Panting, he gave her the computer. “I just finished.”
Jazz skimmed through the story about Drew and Eric. “Drew told me about this in the locker room. Then she forgot she told me. You hijacked her memory, Hunter.” Jazz pressed keys to print the document in the library. “C’mon.”
“What are you d
oing?” He stood and followed her.
“She needs this back.”
They hurried down the hall to the library and stood by the printer as it rolled out Hunter’s story.
Jazz picked up the pages. “I’ll show this to her after class.”
“And tell her what?” he asked in a tense voice. “Hunter stole your memory, but you can have it back?”
“What else should we do? Eric knows this happened. He’ll expect Drew to be angry with him. What will he think when she kisses him by his locker between classes like she always does? And besides, Eric’s a pervert who shouldn’t be anywhere near Kelly or Skylar.”

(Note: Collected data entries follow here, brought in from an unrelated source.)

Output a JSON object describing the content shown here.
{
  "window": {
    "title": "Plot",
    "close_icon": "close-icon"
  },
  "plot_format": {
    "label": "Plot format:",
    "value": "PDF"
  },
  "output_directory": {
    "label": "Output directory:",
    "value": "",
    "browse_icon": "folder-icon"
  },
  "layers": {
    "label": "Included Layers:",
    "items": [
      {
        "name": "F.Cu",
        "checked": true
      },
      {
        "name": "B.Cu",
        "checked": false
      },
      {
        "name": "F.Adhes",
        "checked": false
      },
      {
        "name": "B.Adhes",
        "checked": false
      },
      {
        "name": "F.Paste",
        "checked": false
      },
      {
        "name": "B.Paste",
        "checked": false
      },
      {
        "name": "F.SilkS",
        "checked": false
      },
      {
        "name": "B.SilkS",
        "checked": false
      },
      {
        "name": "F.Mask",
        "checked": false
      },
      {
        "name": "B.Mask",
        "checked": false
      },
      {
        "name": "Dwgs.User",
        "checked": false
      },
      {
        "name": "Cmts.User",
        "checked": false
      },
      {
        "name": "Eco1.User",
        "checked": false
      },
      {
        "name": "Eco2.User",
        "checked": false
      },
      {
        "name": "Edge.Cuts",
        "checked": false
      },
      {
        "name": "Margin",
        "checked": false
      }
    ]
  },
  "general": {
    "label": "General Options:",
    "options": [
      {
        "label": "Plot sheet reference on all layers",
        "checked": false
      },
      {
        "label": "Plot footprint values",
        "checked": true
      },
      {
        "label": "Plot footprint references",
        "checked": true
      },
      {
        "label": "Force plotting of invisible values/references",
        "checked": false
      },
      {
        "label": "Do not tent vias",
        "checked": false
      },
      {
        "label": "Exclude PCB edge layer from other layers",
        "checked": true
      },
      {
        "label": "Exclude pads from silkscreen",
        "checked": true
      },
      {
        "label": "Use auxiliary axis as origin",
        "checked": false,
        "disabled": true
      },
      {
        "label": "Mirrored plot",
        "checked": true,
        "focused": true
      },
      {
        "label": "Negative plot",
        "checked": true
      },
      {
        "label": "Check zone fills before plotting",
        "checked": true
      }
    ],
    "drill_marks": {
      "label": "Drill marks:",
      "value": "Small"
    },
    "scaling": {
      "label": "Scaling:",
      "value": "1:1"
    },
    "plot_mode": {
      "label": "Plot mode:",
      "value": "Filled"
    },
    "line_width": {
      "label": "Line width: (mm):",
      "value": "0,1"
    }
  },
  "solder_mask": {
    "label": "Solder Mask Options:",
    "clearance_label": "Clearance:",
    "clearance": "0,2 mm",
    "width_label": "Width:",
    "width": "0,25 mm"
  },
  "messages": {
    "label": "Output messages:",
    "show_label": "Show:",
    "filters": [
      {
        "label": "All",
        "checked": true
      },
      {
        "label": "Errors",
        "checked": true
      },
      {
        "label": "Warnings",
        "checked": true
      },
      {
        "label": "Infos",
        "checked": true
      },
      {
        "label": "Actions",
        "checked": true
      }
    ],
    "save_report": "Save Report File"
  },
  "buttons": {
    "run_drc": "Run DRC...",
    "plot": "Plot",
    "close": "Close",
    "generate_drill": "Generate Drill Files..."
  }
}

“OK. But if you tell Drew about me and the stories, then everyone else will know.”
Jazz thought for a second. “Maybe I could tell her I wrote this based on what she told me. I typed it up because she blanked out in the locker room, and I was worried.”
“I don’t know.” Hunter seemed unconvinced.
Hunter’s phone dinged. He pulled it out of his pocket and noticed the message on the screen. “Dad.” Hunter typed in his code and opened the message. He and Jazz read it together.
I am driving home from Fairbanks, so I’ll be later than usual. I took all your stories with me because I wanted to read them and to make sure they stayed safe.
You need to be very careful with who knows about them. I found at least three stories that appear to be real memories from people who shared something of their past with me. Maybe all the stories are real. I have no idea what’s happening to you or why, but you can imagine what might happen to you if your ability becomes known.
I bought you a new computer. I don’t think it’s wise to have these stories on your school computer. If you have a flash drive, you should transfer the files ASAP and delete the originals. We’ll talk about all this tonight.
Maybe you should go home early today.
“Whoa,” said Hunter. He locked eyes with Jazz. “Life just got more complicated. You sure you want to be part of this?”
“I want to help you.” She gave him a wry smile. “Besides, I have some memories I’d like to get rid of.”